Adam is accepting everything from flash fiction to novels.The fees and parameters for each of these categories is as follows:

  • Flash fiction, up to 2 pages in length, $25
  • Short stories, up to 20 pages in length, $55
  • Chapbooks, up to 40 pages in length, $225
  • Novellas, up to 100 pages in length, $350
  • Short story collections, up to 180 pages in length, $475
  • Novels, up to 300 pages in length, $725

All manuscripts should be double spaced and formatted in 12-point font with standard margins.

The deadline to submit work for this consultation program is August 31. Adam will complete his work and respond to all participants by September 30.


Adam's Statement of Purpose

Though my writing education started with the short story, I’ve recently branched out a great deal—into novel writing, creative nonfiction, screenplays, and even some poetry. In all of this, though, my emphasis is narrative. I live in awe of the many various forms stories can take. Often, it’s just a matter of following our stories rather than trying to control them. We think we’re shaping the work, but the work has a shape of its own, if only we can find it.
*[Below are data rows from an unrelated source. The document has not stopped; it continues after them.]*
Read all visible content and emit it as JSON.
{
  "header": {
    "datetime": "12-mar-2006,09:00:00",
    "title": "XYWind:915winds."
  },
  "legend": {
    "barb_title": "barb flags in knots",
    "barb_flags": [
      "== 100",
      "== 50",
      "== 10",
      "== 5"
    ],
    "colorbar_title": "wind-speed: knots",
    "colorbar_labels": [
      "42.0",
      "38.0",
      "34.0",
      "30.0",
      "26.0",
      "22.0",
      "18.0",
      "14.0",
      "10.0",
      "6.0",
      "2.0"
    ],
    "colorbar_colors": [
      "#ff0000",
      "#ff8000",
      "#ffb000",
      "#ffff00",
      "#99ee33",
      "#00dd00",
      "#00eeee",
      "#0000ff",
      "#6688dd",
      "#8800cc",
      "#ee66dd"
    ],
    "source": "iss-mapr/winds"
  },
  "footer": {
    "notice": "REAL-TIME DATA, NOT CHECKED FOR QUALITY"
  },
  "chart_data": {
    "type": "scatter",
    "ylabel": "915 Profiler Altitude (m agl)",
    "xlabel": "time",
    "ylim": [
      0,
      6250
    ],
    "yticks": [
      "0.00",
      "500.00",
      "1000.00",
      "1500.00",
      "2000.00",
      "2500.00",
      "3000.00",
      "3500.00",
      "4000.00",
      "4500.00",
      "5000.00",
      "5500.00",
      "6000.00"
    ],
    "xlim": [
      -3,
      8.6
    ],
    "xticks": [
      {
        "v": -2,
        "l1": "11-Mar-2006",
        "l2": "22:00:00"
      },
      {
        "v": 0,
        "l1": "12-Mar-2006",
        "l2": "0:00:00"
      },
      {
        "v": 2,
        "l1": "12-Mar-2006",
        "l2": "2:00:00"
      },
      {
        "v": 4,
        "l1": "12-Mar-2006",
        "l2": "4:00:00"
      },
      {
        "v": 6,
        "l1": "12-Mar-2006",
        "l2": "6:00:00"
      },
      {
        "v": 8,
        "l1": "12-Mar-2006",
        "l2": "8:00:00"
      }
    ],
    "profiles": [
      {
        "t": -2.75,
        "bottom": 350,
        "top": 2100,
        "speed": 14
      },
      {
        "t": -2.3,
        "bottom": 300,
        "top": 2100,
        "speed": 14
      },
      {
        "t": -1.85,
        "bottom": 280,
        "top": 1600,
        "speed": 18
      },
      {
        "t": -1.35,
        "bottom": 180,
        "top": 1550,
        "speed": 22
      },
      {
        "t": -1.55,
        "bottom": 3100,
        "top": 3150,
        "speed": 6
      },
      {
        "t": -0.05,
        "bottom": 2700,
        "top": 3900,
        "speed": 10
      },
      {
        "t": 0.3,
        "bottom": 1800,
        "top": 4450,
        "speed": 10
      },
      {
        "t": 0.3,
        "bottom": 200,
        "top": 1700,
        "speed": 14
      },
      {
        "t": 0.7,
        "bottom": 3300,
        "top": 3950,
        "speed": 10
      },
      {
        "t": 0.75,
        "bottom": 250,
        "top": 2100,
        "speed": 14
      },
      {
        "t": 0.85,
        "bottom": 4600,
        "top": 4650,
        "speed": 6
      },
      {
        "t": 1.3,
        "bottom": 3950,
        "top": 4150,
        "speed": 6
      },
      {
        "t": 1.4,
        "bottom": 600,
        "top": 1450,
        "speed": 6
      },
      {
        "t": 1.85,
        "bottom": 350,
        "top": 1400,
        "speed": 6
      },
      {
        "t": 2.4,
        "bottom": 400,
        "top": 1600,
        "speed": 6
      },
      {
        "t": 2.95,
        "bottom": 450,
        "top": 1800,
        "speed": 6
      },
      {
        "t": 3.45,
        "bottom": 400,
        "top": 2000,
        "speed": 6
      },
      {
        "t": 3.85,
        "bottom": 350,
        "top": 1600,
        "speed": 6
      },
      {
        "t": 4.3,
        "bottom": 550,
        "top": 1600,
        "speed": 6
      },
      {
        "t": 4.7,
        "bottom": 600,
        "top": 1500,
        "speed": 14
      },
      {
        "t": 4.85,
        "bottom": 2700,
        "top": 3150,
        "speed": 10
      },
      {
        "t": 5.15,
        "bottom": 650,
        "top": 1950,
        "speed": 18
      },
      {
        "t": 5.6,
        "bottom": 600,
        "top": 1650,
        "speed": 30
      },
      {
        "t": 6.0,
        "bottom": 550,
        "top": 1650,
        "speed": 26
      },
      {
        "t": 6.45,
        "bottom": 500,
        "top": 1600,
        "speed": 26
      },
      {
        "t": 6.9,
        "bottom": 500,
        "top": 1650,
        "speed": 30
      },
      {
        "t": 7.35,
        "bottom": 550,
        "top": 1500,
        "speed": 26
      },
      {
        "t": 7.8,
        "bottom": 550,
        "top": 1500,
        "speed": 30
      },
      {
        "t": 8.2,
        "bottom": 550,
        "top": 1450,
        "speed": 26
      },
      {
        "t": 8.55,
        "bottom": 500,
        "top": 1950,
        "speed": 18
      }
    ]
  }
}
I don’t believe in rules, but I do believe in choices. Writing any narrative is a series of choices—about who our characters are, about tone, point of view, plot, genre and so on. Many of these may be subconscious, but they’re choices we make all the same.

My Ph.D. helped me learn about the wide variety and deep history of narrative. So, when I’m working through a conundrum in my own work, I can often look into how other writers have tackled similar conundrums. As an editor and teacher of writing, then, I see my role as helping the writer see some of the choices open to them. For the most part, I focus on the bigger picture issues that give a narrative life and shape.

As a reader, my interests tend to vary quite a lot. I love the giant drama of Charles Dickens and Patrick O'brian. I love the quiet precision of Virginia Woolf and James Salter, the sheer mastery of James Baldwin and Alice Munro, the imaginative force of George R.R. Martin and Neil Gaiman, the quirk of Kazuo Ishiguro and George Saunders, the lyrical power of Toni Morrison and Jhumpa Lahiri. And on and on . . .

Really, I can fall in love with any good story, no matter the genre or subject matter. And I don’t believe that my interests need to be your interests. More, I want to help you see what’s happening in your work already, and how you might help it along. I love diving into the guts of a narrative to really see how it's built—and how it might be made even better.